[29960] in Perl-Users-Digest

home help back first fref pref prev next nref lref last post

Perl-Users Digest, Issue: 1203 Volume: 11

daemon@ATHENA.MIT.EDU (Perl-Users Digest)
Wed Jan 16 14:14:18 2008

Date: Wed, 16 Jan 2008 11:14:10 -0800 (PST)
From: Perl-Users Digest <Perl-Users-Request@ruby.OCE.ORST.EDU>
To: Perl-Users@ruby.OCE.ORST.EDU (Perl-Users Digest)

Perl-Users Digest           Wed, 16 Jan 2008     Volume: 11 Number: 1203

Today's topics:
        Shrink large file according to REG_EXP <thellper@gmail.com>
    Re: Shrink large file according to REG_EXP xhoster@gmail.com
    Re: Shrink large file according to REG_EXP <tzz@lifelogs.com>
    Re: Shrink large file according to REG_EXP <jimsgibson@gmail.com>
    Re: Shrink large file according to REG_EXP <simon.chao@fmr.com>
    Re: Wait for background processes to complete <simon.chao@fmr.com>
    Re: Wait for background processes to complete <pgodfrin@gmail.com>
        Digest Administrivia (Last modified: 6 Apr 01) (Perl-Users-Digest Admin)

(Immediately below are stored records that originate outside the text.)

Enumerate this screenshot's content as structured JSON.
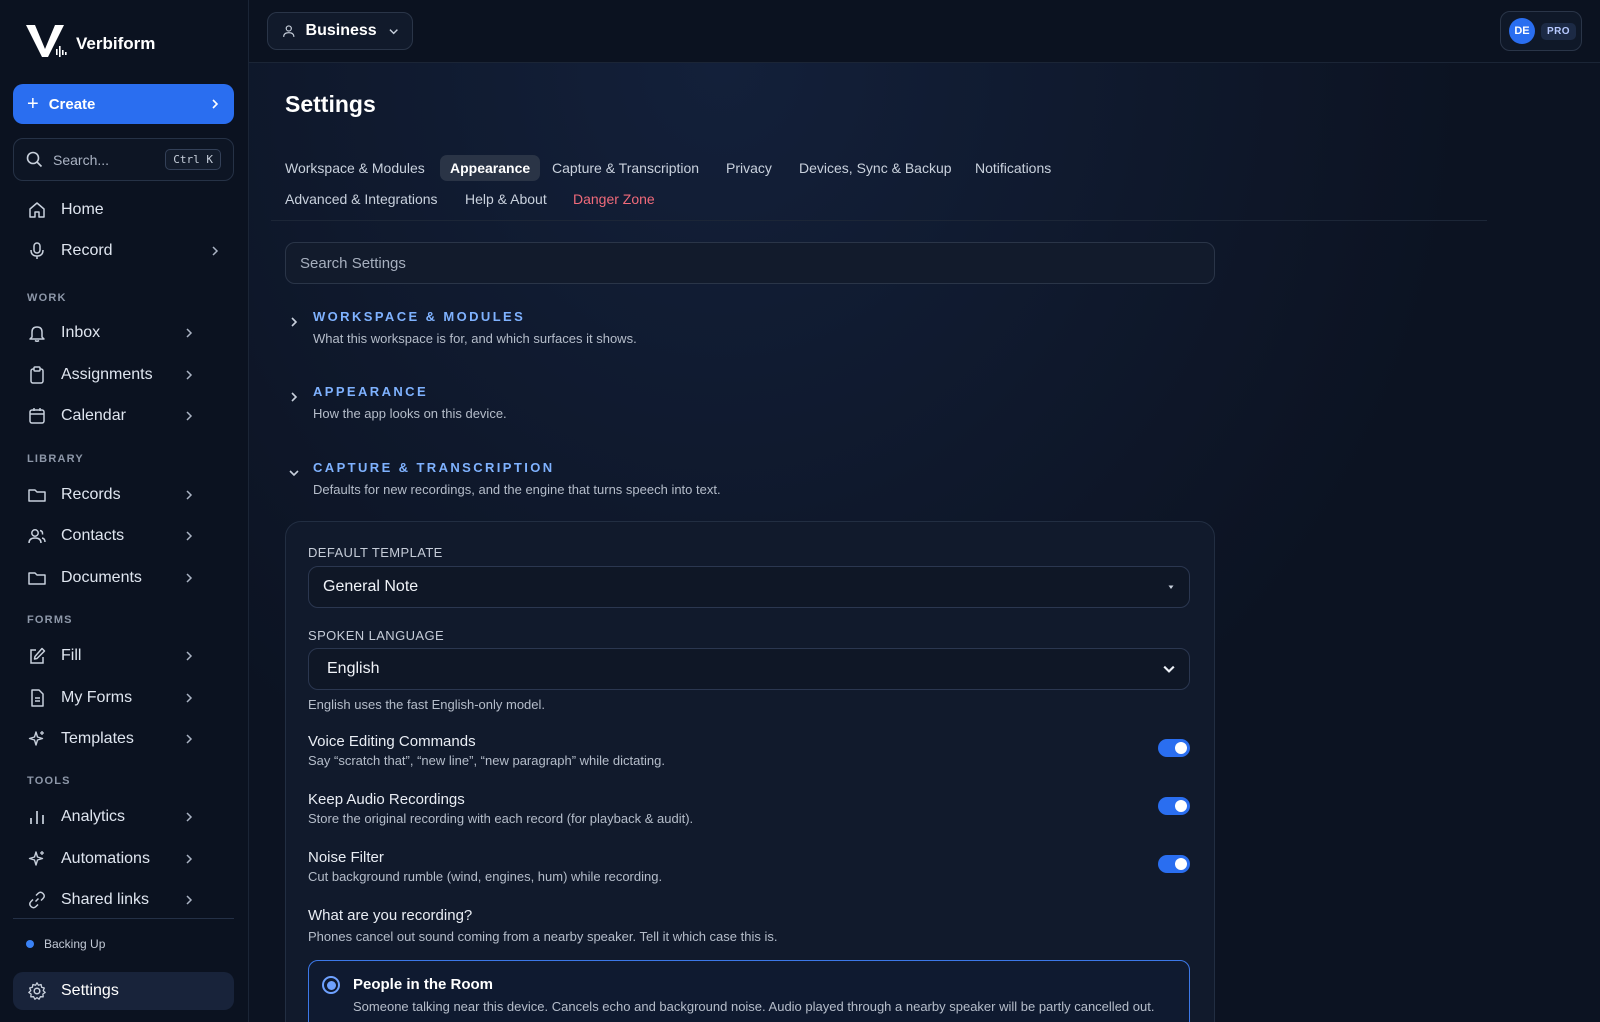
{
  "brand": {
    "name": "Verbiform"
  },
  "sidebar": {
    "create_label": "Create",
    "search_placeholder": "Search...",
    "search_shortcut": "Ctrl K",
    "top_items": [
      {
        "label": "Home",
        "icon": "home-icon"
      },
      {
        "label": "Record",
        "icon": "mic-icon"
      }
    ],
    "sections": [
      {
        "title": "WORK",
        "items": [
          {
            "label": "Inbox",
            "icon": "bell-icon"
          },
          {
            "label": "Assignments",
            "icon": "clipboard-icon"
          },
          {
            "label": "Calendar",
            "icon": "calendar-icon"
          }
        ]
      },
      {
        "title": "LIBRARY",
        "items": [
          {
            "label": "Records",
            "icon": "folder-icon"
          },
          {
            "label": "Contacts",
            "icon": "users-icon"
          },
          {
            "label": "Documents",
            "icon": "folder-icon"
          }
        ]
      },
      {
        "title": "FORMS",
        "items": [
          {
            "label": "Fill",
            "icon": "pencil-square-icon"
          },
          {
            "label": "My Forms",
            "icon": "document-icon"
          },
          {
            "label": "Templates",
            "icon": "sparkle-icon"
          }
        ]
      },
      {
        "title": "TOOLS",
        "items": [
          {
            "label": "Analytics",
            "icon": "bar-chart-icon"
          },
          {
            "label": "Automations",
            "icon": "sparkle-icon"
          },
          {
            "label": "Shared links",
            "icon": "link-icon"
          }
        ]
      }
    ],
    "status": "Backing Up",
    "settings_label": "Settings"
  },
  "topbar": {
    "workspace": "Business",
    "avatar_initials": "DE",
    "plan_badge": "PRO"
  },
  "settings": {
    "title": "Settings",
    "tabs": [
      "Workspace & Modules",
      "Appearance",
      "Capture & Transcription",
      "Privacy",
      "Devices, Sync & Backup",
      "Notifications",
      "Advanced & Integrations",
      "Help & About",
      "Danger Zone"
    ],
    "active_tab": "Appearance",
    "search_placeholder": "Search Settings",
    "sections": [
      {
        "title": "WORKSPACE & MODULES",
        "desc": "What this workspace is for, and which surfaces it shows.",
        "expanded": false
      },
      {
        "title": "APPEARANCE",
        "desc": "How the app looks on this device.",
        "expanded": false
      },
      {
        "title": "CAPTURE & TRANSCRIPTION",
        "desc": "Defaults for new recordings, and the engine that turns speech into text.",
        "expanded": true
      }
    ],
    "capture": {
      "default_template_label": "DEFAULT TEMPLATE",
      "default_template_value": "General Note",
      "spoken_language_label": "SPOKEN LANGUAGE",
      "spoken_language_value": "English",
      "language_hint": "English uses the fast English-only model.",
      "toggles": [
        {
          "title": "Voice Editing Commands",
          "desc": "Say “scratch that”, “new line”, “new paragraph” while dictating.",
          "on": true
        },
        {
          "title": "Keep Audio Recordings",
          "desc": "Store the original recording with each record (for playback & audit).",
          "on": true
        },
        {
          "title": "Noise Filter",
          "desc": "Cut background rumble (wind, engines, hum) while recording.",
          "on": true
        }
      ],
      "recording_question": "What are you recording?",
      "recording_hint": "Phones cancel out sound coming from a nearby speaker. Tell it which case this is.",
      "option": {
        "title": "People in the Room",
        "desc": "Someone talking near this device. Cancels echo and background noise. Audio played through a nearby speaker will be partly cancelled out."
      }
    }
  },
  "colors": {
    "accent": "#2a6ef0",
    "section_title": "#7fb2ff",
    "danger": "#f06a7a",
    "background": "#0c1322"
  }
}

----------------------------------------------------------------------

Date: Wed, 16 Jan 2008 09:28:26 -0800 (PST)
From: thellper <thellper@gmail.com>
Subject: Shrink large file according to REG_EXP
Message-Id: <ab9782ce-07b5-4841-84e2-88cff0dee2b5@v67g2000hse.googlegroups.com>

Hello,
I've a problem to solve, and I need some help, please.
I've as input a large text file (up to 5GB) which I need to filter
according some REG_EXP and then I need to write the filtered
(hopefully smaller) output to another file.
The filtering applies row-by-row: a row is splitted according to some
rules in various pieces, then some of the pieces are checked according
to some REG_EXP, and if a match is found, the whole line is written to
the output.

The problem is that this solution is slow.
I'm now reading line by line the whole file, and then I'm applying the
reg_exp... but it is very slow.
I've noticed that the time to read and write the file without doing
anything is very small, so I'm loosing a lot of time for my
reg_exps... .

Ok, the whole program is more complicated: the files may have
different syntax, and I have syntax files which tell me how to split
each line in its fields. Then I load separately files with the rules
(the reg_exps) used to filter them.... .
Anyway, my idea was to try to use the FORKS.pm module (s. CPAN) to
split the file in chunks and let each thread work on a chunk of the
file: can somebody tell me how to do this ? Or a better way?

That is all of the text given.